David Gillian, a representative from the FBU has revealed that watch manager numbers will be almost halved across West Yorkshire in January, with crews reduced from five firefighters to four.

He said: “Central government has continued to cut funding to dangerous levels and we are already finding there are not enough firefighters in the system now to cover the basics such as training courses, sickness and annual leave. Firefighters, just as with other public servants, continue to bear the brunt of austerity.”

Speaking about the reduction in watch managers, Mr Gillian explained: “The plan is for the remaining watch managers to ride flexibly in cars, rather than on the fire engines but it is likely they will end up being pulled back to stations to maintain minimum staffing levels of four rather than five. That fifth crew member was introduced for firefighter safety following firefighter deaths and now this vital safety role is being casually discarded across the country. It is a mess. We have not got enough people in the system to make things work. We are becoming more and more stretched. We are seeing members of the public die like in Ilkley. Its being brushed under the carpets and excuses made.

“The other fear we have is that firefighters are going to get killed. You are under that moral pressure to break all the health and safety rules and do your best to save people’s lives and that’s where people start to get killed. We saw this happen at Grenfell. It was lucky that this tragedy happened in the most resourced area of the country, had it happened here in Yorkshire it would have been far worse. It’s also a miracle that no firefighters were killed that night. It’s something we’re going to see more and more. We might not be as lucky next time.”
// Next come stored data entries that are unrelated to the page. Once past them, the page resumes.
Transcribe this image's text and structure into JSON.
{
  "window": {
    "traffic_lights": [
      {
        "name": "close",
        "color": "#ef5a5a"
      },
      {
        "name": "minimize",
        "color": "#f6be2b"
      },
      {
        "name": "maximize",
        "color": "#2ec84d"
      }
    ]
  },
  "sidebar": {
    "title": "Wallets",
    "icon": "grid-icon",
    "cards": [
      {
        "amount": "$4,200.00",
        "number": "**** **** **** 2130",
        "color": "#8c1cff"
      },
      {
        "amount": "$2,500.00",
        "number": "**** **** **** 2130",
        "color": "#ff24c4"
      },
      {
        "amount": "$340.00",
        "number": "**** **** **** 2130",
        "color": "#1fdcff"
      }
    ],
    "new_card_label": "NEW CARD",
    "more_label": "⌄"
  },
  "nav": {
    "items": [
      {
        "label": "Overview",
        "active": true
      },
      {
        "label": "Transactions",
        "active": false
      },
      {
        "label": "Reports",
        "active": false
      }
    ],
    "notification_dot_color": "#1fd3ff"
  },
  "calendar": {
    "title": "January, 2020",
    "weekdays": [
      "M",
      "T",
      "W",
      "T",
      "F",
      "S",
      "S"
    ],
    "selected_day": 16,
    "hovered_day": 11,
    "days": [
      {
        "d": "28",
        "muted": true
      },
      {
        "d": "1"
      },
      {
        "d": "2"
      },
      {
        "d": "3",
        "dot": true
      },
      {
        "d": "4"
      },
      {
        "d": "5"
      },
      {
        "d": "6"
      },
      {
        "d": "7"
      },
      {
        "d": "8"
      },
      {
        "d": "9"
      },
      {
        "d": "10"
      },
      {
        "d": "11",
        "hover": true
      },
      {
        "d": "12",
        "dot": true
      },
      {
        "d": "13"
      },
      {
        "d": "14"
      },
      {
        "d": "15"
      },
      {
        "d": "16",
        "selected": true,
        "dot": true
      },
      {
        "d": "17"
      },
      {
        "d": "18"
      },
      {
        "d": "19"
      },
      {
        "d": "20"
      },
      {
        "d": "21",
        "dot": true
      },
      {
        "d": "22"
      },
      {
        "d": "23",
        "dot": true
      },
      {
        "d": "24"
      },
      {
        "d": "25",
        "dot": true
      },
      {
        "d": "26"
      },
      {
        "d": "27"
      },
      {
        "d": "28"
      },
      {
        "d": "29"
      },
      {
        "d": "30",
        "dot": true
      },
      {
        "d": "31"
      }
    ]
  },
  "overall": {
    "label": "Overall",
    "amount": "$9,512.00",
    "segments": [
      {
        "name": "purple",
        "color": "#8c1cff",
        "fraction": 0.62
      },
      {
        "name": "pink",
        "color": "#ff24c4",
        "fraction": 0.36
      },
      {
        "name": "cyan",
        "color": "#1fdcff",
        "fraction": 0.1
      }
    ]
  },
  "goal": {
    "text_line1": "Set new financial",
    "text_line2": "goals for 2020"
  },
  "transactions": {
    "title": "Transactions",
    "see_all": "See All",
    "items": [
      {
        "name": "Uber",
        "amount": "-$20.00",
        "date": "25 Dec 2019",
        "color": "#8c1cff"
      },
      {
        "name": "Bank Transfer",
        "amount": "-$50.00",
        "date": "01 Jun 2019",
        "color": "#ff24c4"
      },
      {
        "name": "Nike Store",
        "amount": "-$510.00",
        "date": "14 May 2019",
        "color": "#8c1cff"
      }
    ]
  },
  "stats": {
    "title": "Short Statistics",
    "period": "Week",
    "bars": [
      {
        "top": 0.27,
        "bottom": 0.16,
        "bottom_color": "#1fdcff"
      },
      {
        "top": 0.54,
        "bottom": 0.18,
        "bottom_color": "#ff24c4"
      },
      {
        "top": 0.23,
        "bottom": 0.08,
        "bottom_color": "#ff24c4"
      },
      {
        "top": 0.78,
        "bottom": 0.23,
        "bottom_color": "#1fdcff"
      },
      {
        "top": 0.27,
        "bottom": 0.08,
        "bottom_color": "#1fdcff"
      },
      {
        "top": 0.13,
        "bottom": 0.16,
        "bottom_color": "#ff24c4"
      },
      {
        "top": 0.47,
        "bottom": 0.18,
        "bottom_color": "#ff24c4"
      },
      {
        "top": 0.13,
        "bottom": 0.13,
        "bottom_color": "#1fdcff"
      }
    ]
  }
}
Mr Gillian also revealed that on the back of the Grenfell enquiry there is going to be more pressure on fire authorities to carry out more inspections to make sure buildings are safe.

He said: “Ultimately what we need is more funding from the Government, but the Fire Authority and management are reluctant to go to the public and say we haven’t got enough money because they don’t want to cause panic, but that is what needs to happen.

“I seriously fear for the future.

“I just want to go to work, do my job and keep the people of West Yorkshire safe then return safely home at the end of the shift to see my son. I want the same for every one of my members but it’s getting harder to keep this a reality.”

A West Yorkshire Fire and Rescue Service spokeswoman said the service's Command, Leadership and Management (CLM) model, which will be introduced in January, is a "more effective and flexible way of working" for operational staff.

The spokeswoman said: "Crew Managers will be in charge of the majority of our less serious incidents to which fire engines will respond with a minimum crew of four.

"Watch Managers will now only attend the more serious emergencies and will respond in a car additionally where they are needed. This will provide them with more time to dedicate their expertise to improving the Service.

"The new CLM model will lead to expected financial savings of over £1M and there will be no redundancies made as a result, however over time there will be a reduction in Watch Manager posts through leavers or planned retirements.

"CLM, which was approved by the Fire Authority in December 2018, will have no impact on the number of fire engines available at any time or the safety of any operational staff."